An interview between Ellen DeGeneres and Kiera Knightley started a debate on whether certain Disney princess films portray women in a negative light.

Knightley said she had banned her daughter from watching older Disney princess films such as Cinderella and The Little Mermaid.

She disapproved of the fact that Cinderella “waits around for a rich guy to rescue her” and believes women should rescue themselves.

Speaking of The Little Mermaid, Knightley said she did not agree with the fact that the lead princess gives up her voice for a man.

Knightley is not the only star to share their disapproval of the values the earlier Disney films supposedly promote. Actress Kristen Bell, who voiced Princess Anna in Disney’s Frozen, has stated that when watching Snow White she makes sure her daughters know about the issue of consent regarding the scene where the prince kisses Snow White while she’s asleep.

On social media, people have been quick to give their views.

Writing on Twitter, Hollie Kenney said: “I grew up on them and my opinions of them have changed over time. The classic ones did have bad role models but recently they have been stronger women. I don’t think kids watching them causes any harm though and it’s the parents’ decision at the end of the day.”

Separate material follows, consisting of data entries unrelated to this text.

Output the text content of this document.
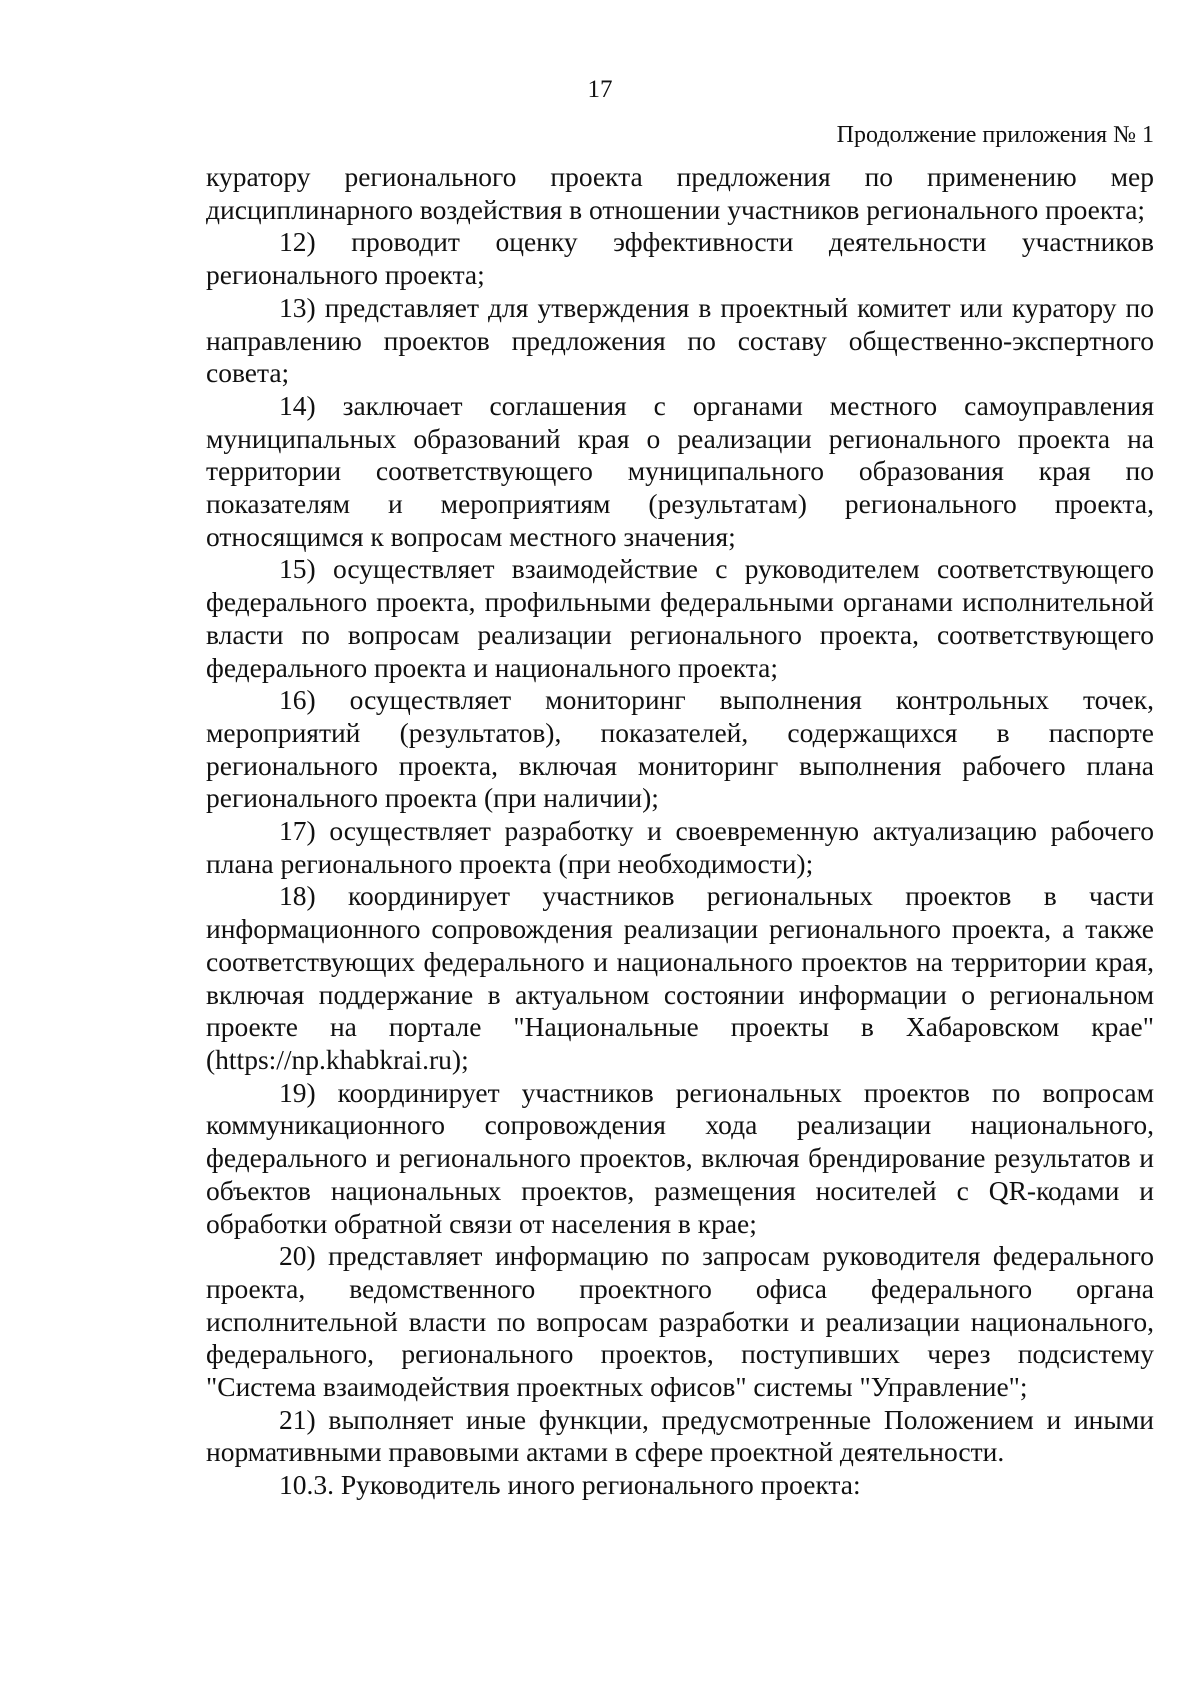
17
Продолжение приложения № 1

куратору регионального проекта предложения по применению мер дисциплинарного воздействия в отношении участников регионального проекта;

12) проводит оценку эффективности деятельности участников регионального проекта;

13) представляет для утверждения в проектный комитет или куратору по направлению проектов предложения по составу общественно-экспертного совета;

14) заключает соглашения с органами местного самоуправления муниципальных образований края о реализации регионального проекта на территории соответствующего муниципального образования края по показателям и мероприятиям (результатам) регионального проекта, относящимся к вопросам местного значения;

15) осуществляет взаимодействие с руководителем соответствующего федерального проекта, профильными федеральными органами исполнительной власти по вопросам реализации регионального проекта, соответствующего федерального проекта и национального проекта;

16) осуществляет мониторинг выполнения контрольных точек, мероприятий (результатов), показателей, содержащихся в паспорте регионального проекта, включая мониторинг выполнения рабочего плана регионального проекта (при наличии);

17) осуществляет разработку и своевременную актуализацию рабочего плана регионального проекта (при необходимости);

18) координирует участников региональных проектов в части информационного сопровождения реализации регионального проекта, а также соответствующих федерального и национального проектов на территории края, включая поддержание в актуальном состоянии информации о региональном проекте на портале "Национальные проекты в Хабаровском крае" (https://np.khabkrai.ru);

19) координирует участников региональных проектов по вопросам коммуникационного сопровождения хода реализации национального, федерального и регионального проектов, включая брендирование результатов и объектов национальных проектов, размещения носителей с QR-кодами и обработки обратной связи от населения в крае;

20) представляет информацию по запросам руководителя федерального проекта, ведомственного проектного офиса федерального органа исполнительной власти по вопросам разработки и реализации национального, федерального, регионального проектов, поступивших через подсистему "Система взаимодействия проектных офисов" системы "Управление";

21) выполняет иные функции, предусмотренные Положением и иными нормативными правовыми актами в сфере проектной деятельности.

10.3. Руководитель иного регионального проекта:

Sally Wadhwa said she does not ban Disney films but makes sure her daughter also get positive messages about the role of women in society.

She said: “Girls can grow to be warriors/scientists/teachers/inventors. My four-year-old is like a sponge, I want her to be inspired.”

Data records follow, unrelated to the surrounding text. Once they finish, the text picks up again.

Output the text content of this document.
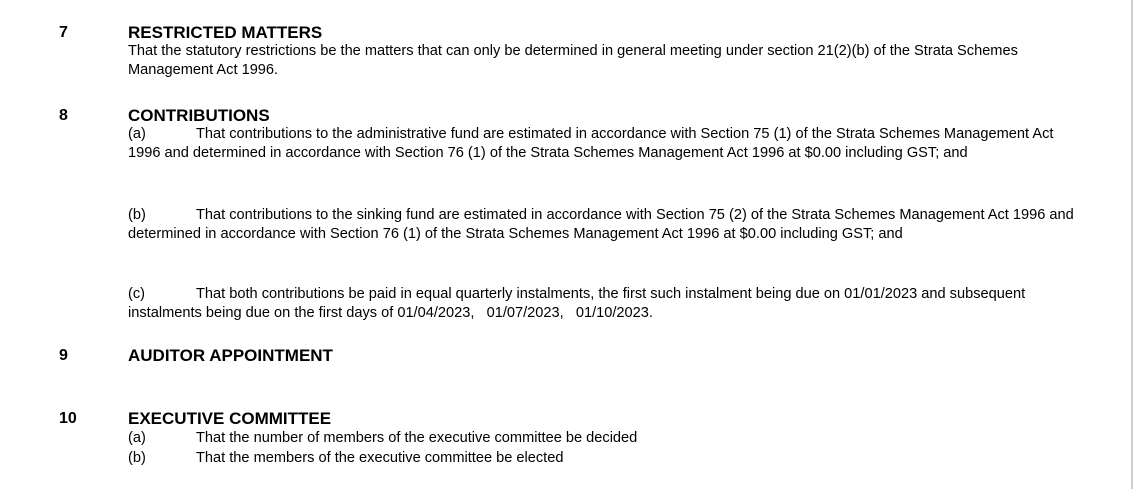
7	RESTRICTED MATTERS

That the statutory restrictions be the matters that can only be determined in general meeting under section 21(2)(b) of the Strata Schemes Management Act 1996.

8	CONTRIBUTIONS

(a)	That contributions to the administrative fund are estimated in accordance with Section 75 (1) of the Strata Schemes Management Act 1996 and determined in accordance with Section 76 (1) of the Strata Schemes Management Act 1996 at $0.00 including GST; and

(b)	That contributions to the sinking fund are estimated in accordance with Section 75 (2) of the Strata Schemes Management Act 1996 and determined in accordance with Section 76 (1) of the Strata Schemes Management Act 1996 at $0.00 including GST; and

(c)	That both contributions be paid in equal quarterly instalments, the first such instalment being due on 01/01/2023 and subsequent instalments being due on the first days of 01/04/2023,   01/07/2023,   01/10/2023.

9	AUDITOR APPOINTMENT
10	EXECUTIVE COMMITTEE
(a)	That the number of members of the executive committee be decided
(b)	That the members of the executive committee be elected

But Twitter user Vicki Harrison Neves praised the new wave of Disney princesses such as Moana, saying they have “much stronger characters” and do not rely on a prince to save them.

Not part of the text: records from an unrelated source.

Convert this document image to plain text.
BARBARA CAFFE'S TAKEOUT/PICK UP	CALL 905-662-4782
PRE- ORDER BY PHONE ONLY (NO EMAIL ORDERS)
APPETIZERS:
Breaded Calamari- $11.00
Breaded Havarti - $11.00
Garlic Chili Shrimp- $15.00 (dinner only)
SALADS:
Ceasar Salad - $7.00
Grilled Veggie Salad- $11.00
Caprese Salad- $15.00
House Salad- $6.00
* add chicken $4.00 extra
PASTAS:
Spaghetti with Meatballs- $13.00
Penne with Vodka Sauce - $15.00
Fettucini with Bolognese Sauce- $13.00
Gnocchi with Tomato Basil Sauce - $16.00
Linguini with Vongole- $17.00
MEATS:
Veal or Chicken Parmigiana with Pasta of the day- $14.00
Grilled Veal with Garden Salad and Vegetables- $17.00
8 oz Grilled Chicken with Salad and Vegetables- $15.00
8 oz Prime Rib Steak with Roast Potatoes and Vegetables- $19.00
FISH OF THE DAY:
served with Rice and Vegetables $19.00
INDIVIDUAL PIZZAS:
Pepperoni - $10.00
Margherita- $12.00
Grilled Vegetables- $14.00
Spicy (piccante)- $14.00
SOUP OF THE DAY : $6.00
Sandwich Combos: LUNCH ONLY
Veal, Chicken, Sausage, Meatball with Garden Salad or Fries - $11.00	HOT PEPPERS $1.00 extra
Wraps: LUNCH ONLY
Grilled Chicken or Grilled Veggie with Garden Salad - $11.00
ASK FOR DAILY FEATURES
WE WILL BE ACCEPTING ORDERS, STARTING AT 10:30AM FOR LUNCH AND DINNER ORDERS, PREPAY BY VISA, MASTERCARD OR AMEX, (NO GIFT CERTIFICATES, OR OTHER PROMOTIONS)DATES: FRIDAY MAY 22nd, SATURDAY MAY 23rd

Another parent, Charmaine Davies, claimed the idea of banning kids from watching was ridiculous.,

"Kids like the songs and the colours!  I call my partner a handsome prince. But I still pay my bills, work and am totally independent!,” she wrote.

Nicole OLoughlin believes the debate holds an important message about feminism: “I also think it brings into question what type of femininity is accepted by a feminist perspective. A lot of feminists at the moment are quick to name the classic Disney princesses as anti-feminist and I really think we need to evaluate this idea.”